Прежде чем Гермиона успела возразить, Анна полезла в свою маленькую сумочку, достала оттуда потертый конвертик, а из конвертика – снимок. С колдографии на Гермиону смотрел молодой человек, слегка напомнивший ей Рона: такое же простое, открытое лицо, не предназначенное для того, чтобы пленять с первого взгляда. Этот парень показался вдруг ей знакомым, и не только потому что походил на Уизли. Она определенно уже видела его. А почему бы и нет, ведь Гермиона действительно просматривала все письма, которые ей приходили. И отвечала всегда одинаково, коротко и предельно вежливо. А если авторы не понимали кроткого увещевания и продолжали забрасывать ее посланиями, ставила сложный магический блок. Возможно, это было не очень красиво по отношению к поклонникам, зато правильно по отношению к Рону – да и к себе самой, если уж на то пошло.
- Да, его лицо мне знакомо.
Анна, которая напряженно следила за тем, как Гермиона разглядывает колдографию, вздохнула, как показалось Грейнджер, облегченно.
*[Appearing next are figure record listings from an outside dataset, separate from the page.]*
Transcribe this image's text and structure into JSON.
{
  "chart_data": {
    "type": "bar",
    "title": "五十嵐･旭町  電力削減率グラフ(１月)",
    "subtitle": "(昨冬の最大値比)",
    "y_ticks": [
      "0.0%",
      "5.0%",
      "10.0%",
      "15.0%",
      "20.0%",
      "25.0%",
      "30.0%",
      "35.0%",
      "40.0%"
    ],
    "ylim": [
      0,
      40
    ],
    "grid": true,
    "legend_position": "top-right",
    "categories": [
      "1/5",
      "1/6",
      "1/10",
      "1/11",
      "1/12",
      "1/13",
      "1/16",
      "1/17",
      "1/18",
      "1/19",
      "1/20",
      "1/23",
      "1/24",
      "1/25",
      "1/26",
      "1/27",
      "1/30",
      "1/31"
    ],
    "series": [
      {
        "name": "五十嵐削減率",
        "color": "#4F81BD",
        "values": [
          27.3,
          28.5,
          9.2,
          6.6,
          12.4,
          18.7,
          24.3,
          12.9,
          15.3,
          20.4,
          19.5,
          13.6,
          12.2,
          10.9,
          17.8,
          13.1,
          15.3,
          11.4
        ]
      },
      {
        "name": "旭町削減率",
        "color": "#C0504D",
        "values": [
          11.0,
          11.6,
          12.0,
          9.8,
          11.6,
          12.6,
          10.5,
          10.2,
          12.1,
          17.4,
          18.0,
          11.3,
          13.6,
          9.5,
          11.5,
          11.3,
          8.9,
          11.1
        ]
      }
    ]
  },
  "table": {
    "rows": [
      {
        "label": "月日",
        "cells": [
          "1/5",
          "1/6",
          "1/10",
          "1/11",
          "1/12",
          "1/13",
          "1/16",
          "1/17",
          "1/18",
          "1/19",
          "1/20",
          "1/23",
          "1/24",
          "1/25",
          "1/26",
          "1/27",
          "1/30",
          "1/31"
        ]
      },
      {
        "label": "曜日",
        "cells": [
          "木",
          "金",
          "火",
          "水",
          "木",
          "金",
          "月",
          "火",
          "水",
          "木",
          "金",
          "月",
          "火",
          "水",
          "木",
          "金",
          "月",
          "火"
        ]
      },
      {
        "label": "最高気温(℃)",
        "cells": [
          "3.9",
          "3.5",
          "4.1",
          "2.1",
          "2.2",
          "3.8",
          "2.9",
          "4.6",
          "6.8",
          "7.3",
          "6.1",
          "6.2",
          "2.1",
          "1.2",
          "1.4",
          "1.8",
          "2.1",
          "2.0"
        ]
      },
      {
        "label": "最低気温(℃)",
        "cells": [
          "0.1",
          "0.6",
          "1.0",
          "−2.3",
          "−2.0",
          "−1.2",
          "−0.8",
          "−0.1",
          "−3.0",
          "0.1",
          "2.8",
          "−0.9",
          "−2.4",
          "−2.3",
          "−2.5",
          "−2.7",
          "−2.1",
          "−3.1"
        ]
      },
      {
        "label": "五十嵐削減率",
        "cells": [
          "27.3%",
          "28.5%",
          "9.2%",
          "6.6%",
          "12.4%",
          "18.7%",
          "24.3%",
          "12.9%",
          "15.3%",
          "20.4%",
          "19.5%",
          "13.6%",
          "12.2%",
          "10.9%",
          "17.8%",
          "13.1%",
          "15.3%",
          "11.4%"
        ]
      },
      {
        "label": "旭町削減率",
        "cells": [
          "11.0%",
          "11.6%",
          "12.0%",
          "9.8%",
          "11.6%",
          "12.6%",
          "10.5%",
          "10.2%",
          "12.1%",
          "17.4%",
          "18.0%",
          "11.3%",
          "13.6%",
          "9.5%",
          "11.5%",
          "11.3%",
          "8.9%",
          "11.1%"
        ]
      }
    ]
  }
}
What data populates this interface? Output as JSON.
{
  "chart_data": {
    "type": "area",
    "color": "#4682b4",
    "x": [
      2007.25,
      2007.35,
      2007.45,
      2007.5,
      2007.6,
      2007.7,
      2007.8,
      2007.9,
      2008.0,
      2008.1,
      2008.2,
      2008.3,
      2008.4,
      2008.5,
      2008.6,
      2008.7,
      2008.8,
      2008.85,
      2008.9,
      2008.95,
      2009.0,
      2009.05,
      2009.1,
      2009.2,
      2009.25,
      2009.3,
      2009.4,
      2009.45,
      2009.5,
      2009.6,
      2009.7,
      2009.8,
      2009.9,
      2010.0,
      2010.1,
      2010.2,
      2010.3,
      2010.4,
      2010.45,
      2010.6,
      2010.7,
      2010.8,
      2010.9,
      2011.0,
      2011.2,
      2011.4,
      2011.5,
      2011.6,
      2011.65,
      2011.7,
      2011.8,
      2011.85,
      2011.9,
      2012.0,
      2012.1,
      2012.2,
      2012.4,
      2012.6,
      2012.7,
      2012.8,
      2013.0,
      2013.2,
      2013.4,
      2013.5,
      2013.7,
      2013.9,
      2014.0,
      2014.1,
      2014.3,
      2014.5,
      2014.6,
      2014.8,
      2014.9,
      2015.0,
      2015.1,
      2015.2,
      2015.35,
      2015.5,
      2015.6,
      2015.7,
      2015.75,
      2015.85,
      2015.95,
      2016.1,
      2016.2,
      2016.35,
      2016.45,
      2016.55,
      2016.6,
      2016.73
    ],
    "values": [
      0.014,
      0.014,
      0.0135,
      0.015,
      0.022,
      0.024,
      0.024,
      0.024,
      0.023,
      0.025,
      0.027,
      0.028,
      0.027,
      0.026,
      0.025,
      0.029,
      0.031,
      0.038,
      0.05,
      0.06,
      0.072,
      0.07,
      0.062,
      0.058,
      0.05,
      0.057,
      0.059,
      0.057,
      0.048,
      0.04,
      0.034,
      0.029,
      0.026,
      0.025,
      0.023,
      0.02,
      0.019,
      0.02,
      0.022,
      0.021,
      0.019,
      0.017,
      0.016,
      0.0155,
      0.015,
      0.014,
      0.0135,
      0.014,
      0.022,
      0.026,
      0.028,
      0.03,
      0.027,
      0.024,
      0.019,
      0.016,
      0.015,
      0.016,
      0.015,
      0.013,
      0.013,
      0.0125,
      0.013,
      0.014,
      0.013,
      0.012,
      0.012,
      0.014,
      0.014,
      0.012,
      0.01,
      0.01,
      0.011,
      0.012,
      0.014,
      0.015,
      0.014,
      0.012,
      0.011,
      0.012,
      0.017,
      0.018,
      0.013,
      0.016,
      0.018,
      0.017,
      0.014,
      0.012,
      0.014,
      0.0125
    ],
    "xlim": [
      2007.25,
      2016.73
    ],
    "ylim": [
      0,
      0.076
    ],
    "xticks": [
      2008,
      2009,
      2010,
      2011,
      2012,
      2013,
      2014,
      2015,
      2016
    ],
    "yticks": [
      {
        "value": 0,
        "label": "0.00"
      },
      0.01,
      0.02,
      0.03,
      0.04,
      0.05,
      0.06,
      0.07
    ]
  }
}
- Конечно. Он столько писал вам, столько писал! У него есть коробочка, куда он складывает вырезки из газет, где пишут про вас.
- А вы? – Гермиона подняла голову. Ей дико было все это слушать.
- А я… Мы с детства дружили. Вернее, он дружил, а я его всегда, по-моему, любила. Когда у нас был выпускной вечер в Хогвартсе, нам выдали такие квадратные шапочки, знаете? Колин все смеялся, смеялся, говорил, что я в ней похожа на гриб, а потом взял и поцеловал меня. Так все и началось.
Анна отвернула голову, как будто для того чтобы рассмотреть шторы на окне, и мимоходом вымахнула слезинку из глаза. Гермиона поняла, что единственное, что может сейчас спасти ее, это чай, и, извинившись, вышла в кухню.
Чайник нагревался до неприличия долго, и Грейнджер сочла необходимым как-то поддержать контакт с гостиной.
- Вы помолвлены? – громко сказал она, гремя чашками.
- Да. Наша свадьба через месяц.
Гермионе больно резануло сердце. История Анны чем-то напоминала ее собственную. У нее, кстати, тоже через месяц была свадьба, которая планировалась в строжайшей тайне. И все же, не дай Бог, чтобы Гермионе пришлось сообщать о ней таким же тоном, каким сейчас говорила Анна.
В гостиную Грейнджер вернулась с красиво сервированным самообладанием и чувством собственного подноса.
- Я бы хотела извиниться перед вами, Анна, - сказала она, привычно ловкой рукой разливая чай.
- Что вы!...
- Да, я знаю, что в этой глупой и печальной ситуации я не виновата. И все же – простите. Мне, правда, жаль.
- Спасибо, - Анна утопила в своей чашке кубик сахара и грустно смотрела на поднимающиеся со дна пузырьки.
- Могу вас успокоить только одним: я тоже скоро выхожу замуж. Я только вам, никому ни слова, пожалуйста. Мой будущий муж вам наверняка хорошо известен. Он, между прочим, похож на вашего Колина, - она нарочно сказала «вашего», чтобы расставить все заплутавшие точки над “i”, - Может, когда
мы поженимся,
ваш жених отрезвеет. Хотя, если честно, я бы не стала доводить дело до свадьбы с человеком, который любит другую.
- Колин любит меня, - возразила Анна и, наткнувшись на сочувственный взгляд Гермионы, повторила, уже резче: - Он любит меня! Он сам мне говорит, и я ему верю. Я знаю его с детства, Колин никогда не врет. Вы для него просто…кумир. Знаете, кто-то сходит с ума по квиддичистам, гонщикам на метлах, певцам. А он – по вам.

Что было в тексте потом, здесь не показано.